Table 5 Comparison of change in muscle strength and function scores, metabolic variables, and anthropometric parameters between surgical techniques
Fig. 1
figure 1

Association between blood glucose variations and hand grip variations through Pearson correlation coefficients (r = 0.378; p = 0.011)

Discussion

Reduced skeletal muscle mass may be associated with the development of metabolic disease, such as type 2 diabetes. Likewise, skeletal muscle mass gain and strength is related with a lower risk of type 2 diabetes [28]. Although a reduction in skeletal muscle mass after surgery was detected in some studies [29, 30], as well as, in our sample, this muscle mass decrease did not affect muscle function and was not enough to independently affect blood glucose levels. In our study, loss of skeletal muscle mass did not present any correlation with metabolic factors worsening. Moreover, patients in this sample presented an increase in muscle strength after surgery, although their significantly lean body mass loss, an outcome that has been correlated with improvement in glucose metabolism disorders [31]. The inverse relation between muscle strength and type 2 diabetes presented a linear positive correlation that may be due to a greater peripheral insulin action.

Serum ferritin levels are an important marker of systemic inflammation and their values are directly correlated with other inflammatory markers levels, like HbA1c [32]. Serum ferritin also reflects body iron stores. It is suggested that increased serum ferritin levels in patients with obesity may be associated to a raise in fatty acids values and consequently, to an aggravation of insulin resistance due to iron metabolism imbalance [33]. A linear correlation between reduction in serum ferritin levels and increase in muscle strength was found in our analysis.

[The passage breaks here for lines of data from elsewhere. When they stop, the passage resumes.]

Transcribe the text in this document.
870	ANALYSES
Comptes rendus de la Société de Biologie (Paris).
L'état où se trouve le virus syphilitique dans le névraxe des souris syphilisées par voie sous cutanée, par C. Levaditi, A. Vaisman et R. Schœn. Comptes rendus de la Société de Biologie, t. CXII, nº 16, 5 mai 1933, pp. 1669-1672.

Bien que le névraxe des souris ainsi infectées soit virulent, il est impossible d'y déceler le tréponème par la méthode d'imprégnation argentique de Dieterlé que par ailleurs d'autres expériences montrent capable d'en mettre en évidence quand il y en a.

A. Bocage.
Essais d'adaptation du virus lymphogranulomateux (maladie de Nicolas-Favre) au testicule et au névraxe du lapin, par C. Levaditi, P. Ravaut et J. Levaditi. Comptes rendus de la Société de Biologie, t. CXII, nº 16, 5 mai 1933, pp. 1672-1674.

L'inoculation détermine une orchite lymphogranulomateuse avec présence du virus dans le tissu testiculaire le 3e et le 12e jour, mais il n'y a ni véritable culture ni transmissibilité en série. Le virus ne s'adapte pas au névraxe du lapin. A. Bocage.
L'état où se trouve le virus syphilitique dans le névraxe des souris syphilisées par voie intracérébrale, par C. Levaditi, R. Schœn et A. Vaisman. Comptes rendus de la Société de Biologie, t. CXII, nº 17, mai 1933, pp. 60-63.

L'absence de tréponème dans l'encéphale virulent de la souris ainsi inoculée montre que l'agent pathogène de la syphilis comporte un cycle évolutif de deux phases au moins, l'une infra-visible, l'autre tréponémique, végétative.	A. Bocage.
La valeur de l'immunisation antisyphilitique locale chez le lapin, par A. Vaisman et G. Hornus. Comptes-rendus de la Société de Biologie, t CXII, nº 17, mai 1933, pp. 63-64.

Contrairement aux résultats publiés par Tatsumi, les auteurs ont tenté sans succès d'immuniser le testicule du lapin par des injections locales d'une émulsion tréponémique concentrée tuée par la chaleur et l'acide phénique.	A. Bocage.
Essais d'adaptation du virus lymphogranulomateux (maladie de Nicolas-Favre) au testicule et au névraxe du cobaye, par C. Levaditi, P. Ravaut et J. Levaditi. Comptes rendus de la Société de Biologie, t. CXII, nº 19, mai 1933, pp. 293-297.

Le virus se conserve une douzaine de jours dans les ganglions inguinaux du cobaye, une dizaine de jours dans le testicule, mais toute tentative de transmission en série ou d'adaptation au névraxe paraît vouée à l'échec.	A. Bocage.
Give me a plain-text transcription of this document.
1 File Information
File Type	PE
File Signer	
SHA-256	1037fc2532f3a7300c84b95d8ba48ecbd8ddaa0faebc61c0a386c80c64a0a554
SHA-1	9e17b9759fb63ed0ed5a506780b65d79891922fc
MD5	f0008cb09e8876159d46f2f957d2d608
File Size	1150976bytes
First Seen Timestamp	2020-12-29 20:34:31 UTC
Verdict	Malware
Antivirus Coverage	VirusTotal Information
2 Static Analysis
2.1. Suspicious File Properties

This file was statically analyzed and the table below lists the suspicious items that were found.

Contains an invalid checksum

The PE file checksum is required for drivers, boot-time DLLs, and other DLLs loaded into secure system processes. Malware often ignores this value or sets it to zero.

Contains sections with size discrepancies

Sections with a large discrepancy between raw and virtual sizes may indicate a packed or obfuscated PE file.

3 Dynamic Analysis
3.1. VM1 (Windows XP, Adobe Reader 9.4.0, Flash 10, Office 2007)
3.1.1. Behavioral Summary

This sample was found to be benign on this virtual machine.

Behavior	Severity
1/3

The contradictory association between loss of skeletal muscle mass, increase in muscle strength and improvement in metabolic parameters may strengthen the hypothesis that skeletal muscle tissue in the patient with severe obesity is of lower functional and metabolic quality. Young patients with severe obesity have a greater quantity of skeletal muscle mass than the one expected for their weight, yet evidence suggests it is of lower quality. Due to fat infiltration into muscle tissue, its function may be impaired. A prior study evidenced a negative correlation between muscle strength and the degree of fat infiltration in the muscle tissue [34]. These findings reinforce the importance of adequate interpretation of skeletal muscle mass evaluation parameters and diagnosis criteria for sarcopenia. An isolated measurement of skeletal muscle mass may induce a false diagnosis. Loss of muscle mass after bariatric surgery may be considered a metabolic adaptive process, since factors related to muscle quality (like strength) and metabolic syndrome markers show significant improvement after surgery.

The high rate of weight loss in the early postoperative period of our patients did not induce the development of sarcopenia that reinforces the safety of bariatric surgery as a weight loss strategy. Nevertheless, further studies on continuous loss of skeletal muscle mass must be conducted to evaluate the occurrence and long-term outcomes of this initial loss of lean body mass.

Limitations of this study included the inclusion of two different metabolic procedures; high dropout rate and loss of follow up; non-individual analysis of the group of patients with diabetes; the lack of direct markers of glucose intolerance; and general aspects of non-intervention studies, such as the lack of control over physical training and postoperative nutritional supplementation.

Conclusion

Functional evaluation methods (TGUG test, GS test and HG test) did not reflect the reduction in skeletal muscle mass demonstrated in BIA 6 months after bariatric surgery in comparison to the preoperative baseline. Improvement in muscle strength was followed by improvement in metabolic parameters.